Des tests courants donnent un nouveau regard sur le risque cardiaque

Les tests mis en évidence dans l’étude ne sont pas nouveaux. « Ils sont largement disponibles. Il suffit de cocher une case avec un bulletin de laboratoire », a déclaré le Dr Paul Ridker, auteur de l’étude et directeur du Centre de prévention des maladies cardiovasculaires du Brigham and Women’s Hospital.
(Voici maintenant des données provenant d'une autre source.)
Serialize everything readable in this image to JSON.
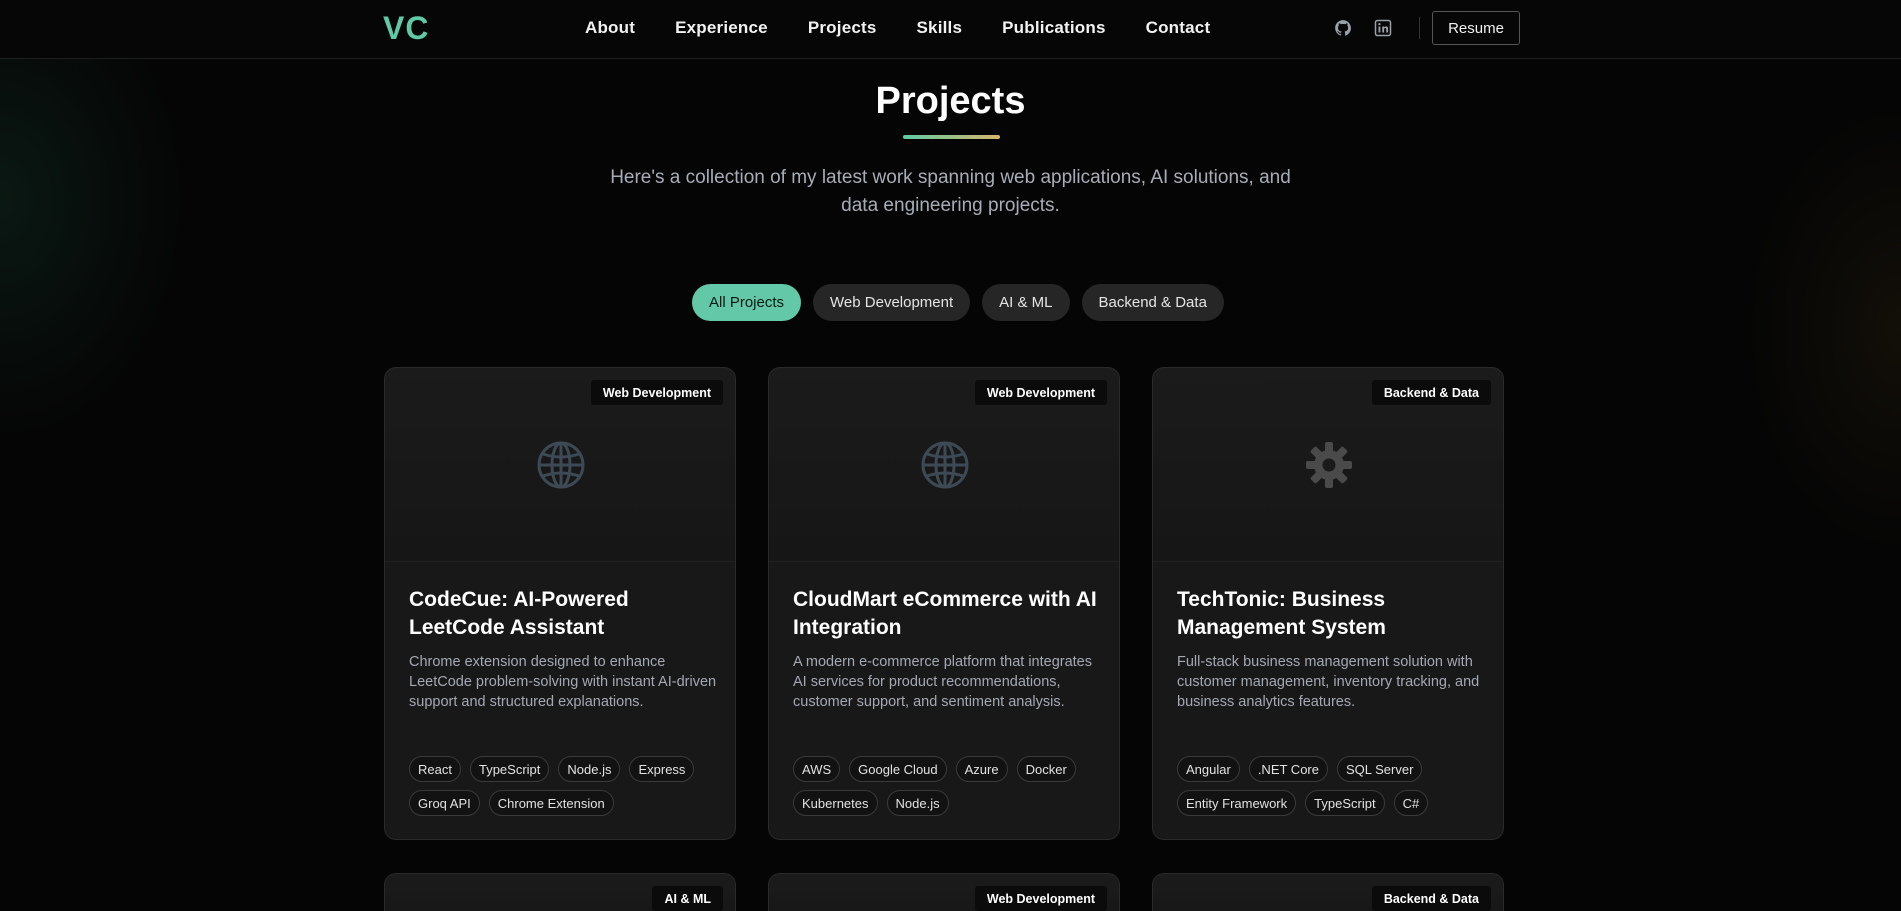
{
  "nav": {
    "logo": "VC",
    "links": [
      "About",
      "Experience",
      "Projects",
      "Skills",
      "Publications",
      "Contact"
    ],
    "resume_label": "Resume",
    "icons": [
      "github-icon",
      "linkedin-icon"
    ]
  },
  "header": {
    "title": "Projects",
    "subtitle": "Here's a collection of my latest work spanning web applications, AI solutions, and data engineering projects."
  },
  "filters": [
    "All Projects",
    "Web Development",
    "AI & ML",
    "Backend & Data"
  ],
  "active_filter": "All Projects",
  "colors": {
    "accent": "#63c8a7",
    "underline_end": "#d8b46b",
    "background": "#050505",
    "card": "#181818"
  },
  "projects": [
    {
      "category": "Web Development",
      "icon": "globe-icon",
      "title": "CodeCue: AI-Powered LeetCode Assistant",
      "description": "Chrome extension designed to enhance LeetCode problem-solving with instant AI-driven support and structured explanations.",
      "tags": [
        "React",
        "TypeScript",
        "Node.js",
        "Express",
        "Groq API",
        "Chrome Extension"
      ]
    },
    {
      "category": "Web Development",
      "icon": "globe-icon",
      "title": "CloudMart eCommerce with AI Integration",
      "description": "A modern e-commerce platform that integrates AI services for product recommendations, customer support, and sentiment analysis.",
      "tags": [
        "AWS",
        "Google Cloud",
        "Azure",
        "Docker",
        "Kubernetes",
        "Node.js"
      ]
    },
    {
      "category": "Backend & Data",
      "icon": "gear-icon",
      "title": "TechTonic: Business Management System",
      "description": "Full-stack business management solution with customer management, inventory tracking, and business analytics features.",
      "tags": [
        "Angular",
        ".NET Core",
        "SQL Server",
        "Entity Framework",
        "TypeScript",
        "C#"
      ]
    }
  ],
  "next_row_badges": [
    "AI & ML",
    "Web Development",
    "Backend & Data"
  ]
}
Ils sont également peu coûteux, dit-il, allant de 10 à 12 dollars américains par test.

L’étude a révélé que ces trois résultats de tests, considérés ensemble, pouvaient prédire le risque cardiovasculaire chez des femmes apparemment en bonne santé jusqu’à 30 ans avant un événement cardiovasculaire majeur comme une crise cardiaque ou un accident vasculaire cérébral, une découverte que Ridker a qualifiée d’étonnante.

« Le fait que cela fonctionne en prévention primaire est pour moi époustouflant, car cela nous montre que le processus qui est à l’origine de la maladie athéroscléreuse chez ces jeunes femmes est présent très tôt dans la vie », a-t-il déclaré.
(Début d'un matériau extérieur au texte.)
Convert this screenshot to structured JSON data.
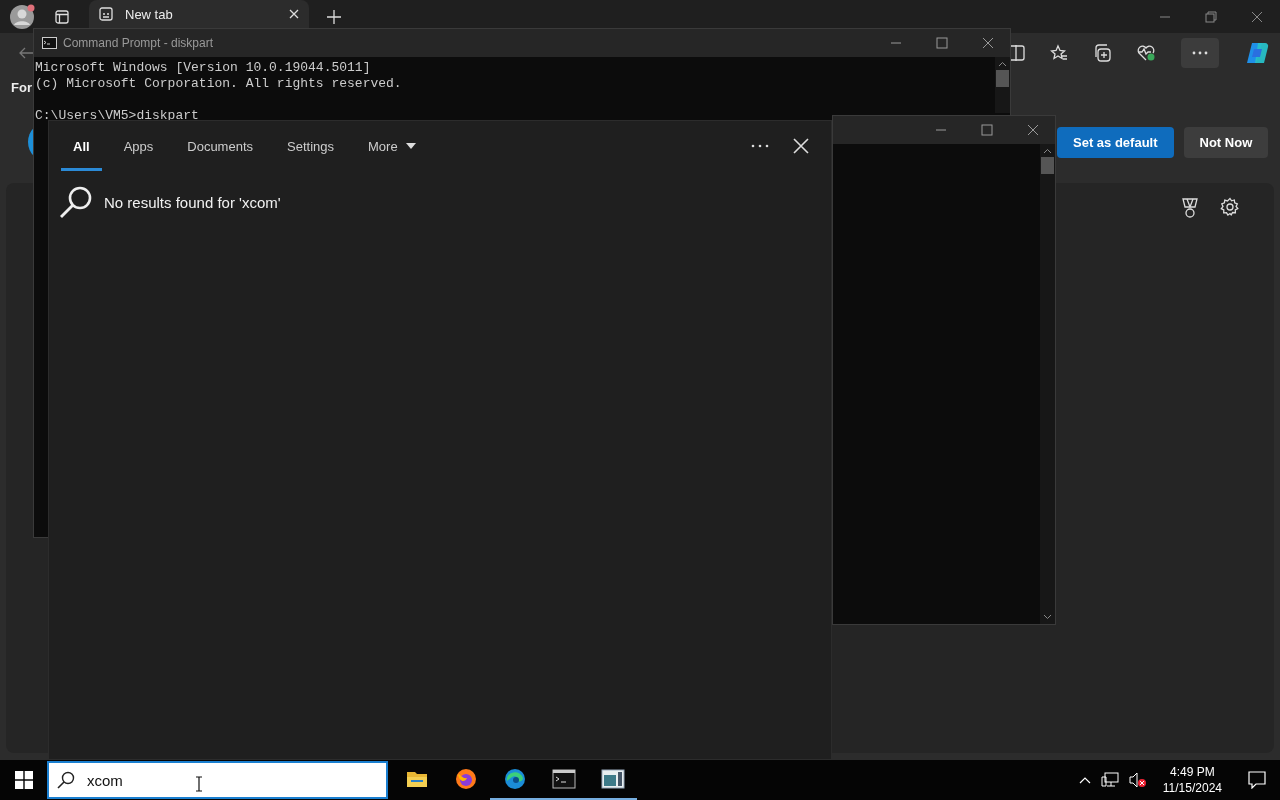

Pour cette étude, publiée samedi dans le New England Journal of Medicine et présentée à la conférence de la Société européenne de cardiologie à Londres, Ridker et ses collègues ont suivi près de 40 000 femmes pendant 30 ans à partir du début des années 1990. La recherche a été financée par les National Institutes of Health des États-Unis.

Les participants à l’étude étaient des professionnels de la santé qui avaient été invités à s’inscrire. Leur âge moyen au début de l’étude était de 55 ans, mais certains n’avaient que 40 ans. Un sur quatre souffrait d’hypertension artérielle et environ un sur huit fumait. Près de trois pour cent avaient des antécédents de diabète et environ 14 pour cent avaient au moins un parent qui avait eu une crise cardiaque avant l’âge de 65 ans.
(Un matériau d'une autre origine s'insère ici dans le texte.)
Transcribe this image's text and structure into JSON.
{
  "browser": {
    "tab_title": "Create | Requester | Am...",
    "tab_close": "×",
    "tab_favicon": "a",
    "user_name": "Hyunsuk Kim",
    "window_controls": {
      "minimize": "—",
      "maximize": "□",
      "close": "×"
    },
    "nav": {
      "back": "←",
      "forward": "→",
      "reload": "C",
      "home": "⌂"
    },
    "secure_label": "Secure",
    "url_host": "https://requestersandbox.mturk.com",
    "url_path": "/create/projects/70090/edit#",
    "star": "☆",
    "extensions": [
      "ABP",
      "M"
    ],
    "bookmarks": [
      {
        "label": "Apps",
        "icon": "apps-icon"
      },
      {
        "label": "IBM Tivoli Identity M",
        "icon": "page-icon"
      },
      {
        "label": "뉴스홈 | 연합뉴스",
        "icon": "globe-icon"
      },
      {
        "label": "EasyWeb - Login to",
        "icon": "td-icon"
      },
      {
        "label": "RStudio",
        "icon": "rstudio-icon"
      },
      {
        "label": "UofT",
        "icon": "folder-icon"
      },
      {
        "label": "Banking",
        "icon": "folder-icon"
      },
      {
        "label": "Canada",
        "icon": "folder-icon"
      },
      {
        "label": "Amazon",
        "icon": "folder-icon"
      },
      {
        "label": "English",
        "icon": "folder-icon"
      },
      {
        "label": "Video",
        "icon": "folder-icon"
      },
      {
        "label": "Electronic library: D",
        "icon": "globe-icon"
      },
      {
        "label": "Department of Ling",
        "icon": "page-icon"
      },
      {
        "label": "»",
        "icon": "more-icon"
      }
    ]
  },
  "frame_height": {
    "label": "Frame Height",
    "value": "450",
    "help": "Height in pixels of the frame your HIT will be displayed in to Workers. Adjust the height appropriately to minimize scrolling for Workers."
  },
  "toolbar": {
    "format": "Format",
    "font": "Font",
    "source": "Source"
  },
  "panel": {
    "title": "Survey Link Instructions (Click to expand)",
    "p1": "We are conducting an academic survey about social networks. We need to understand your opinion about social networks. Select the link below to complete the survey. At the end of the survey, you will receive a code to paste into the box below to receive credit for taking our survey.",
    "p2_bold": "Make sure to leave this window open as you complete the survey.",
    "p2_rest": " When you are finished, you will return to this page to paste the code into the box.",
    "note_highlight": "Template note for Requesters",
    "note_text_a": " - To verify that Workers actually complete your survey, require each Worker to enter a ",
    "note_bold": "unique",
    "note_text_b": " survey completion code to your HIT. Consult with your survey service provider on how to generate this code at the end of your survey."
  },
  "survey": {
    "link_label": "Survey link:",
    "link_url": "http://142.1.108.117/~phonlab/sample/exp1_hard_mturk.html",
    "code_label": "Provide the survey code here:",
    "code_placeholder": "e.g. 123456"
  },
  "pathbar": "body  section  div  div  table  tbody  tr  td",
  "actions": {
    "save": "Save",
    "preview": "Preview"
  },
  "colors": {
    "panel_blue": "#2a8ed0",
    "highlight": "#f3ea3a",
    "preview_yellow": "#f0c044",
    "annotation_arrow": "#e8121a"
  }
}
Au début de l’étude, environ 28 000 femmes ont accepté de fournir des échantillons de sang. Les chercheurs les ont utilisés pour mesurer trois biomarqueurs : les lipoprotéines de basse densité (LDL), communément appelées mauvais cholestérol ; la protéine C-réactive à haute sensibilité (CRP) ; et la lipoprotéine (a) ou LP (a).

Déclencher une « explosion biologique »

Ces trois facteurs influencent chacun le risque cardiovasculaire de différentes manières.

Le cholestérol LDL contribue à l’accumulation de graisse dans les artères et constitue depuis longtemps une mesure classique du risque cardiaque.

La CRP à haute sensibilité est une méthode plus récente. Elle fait partie de la réponse du système immunitaire au cholestérol et permet aux chercheurs de mesurer l’inflammation latente dans les vaisseaux sanguins, une inflammation qu’une personne ne pourrait pas ressentir.

Lorsque le cholestérol commence à s’accumuler dans les artères, il forme des cristaux. Le système immunitaire considère ces cristaux comme des corps étrangers et commence à réagir pour les éliminer. Au cours de ce processus, une protéine C-réactive à haute sensibilité est produite.

Le LP(a) – prononcé LP-petit-a – est un lipide qui peut s’accumuler dans les vaisseaux sanguins et former des plaques obstruant les artères, à l’instar du cholestérol LDL. Le risque d’avoir un taux élevé de LP(a) est en grande partie héréditaire. Environ une personne sur cinq dans le monde a un taux élevé de LP(a) sans le savoir car elle ne présente aucun symptôme. Une personne peut mener une vie saine, avoir un taux de cholestérol normal et néanmoins développer une obstruction artérielle majeure à cause du LP(a).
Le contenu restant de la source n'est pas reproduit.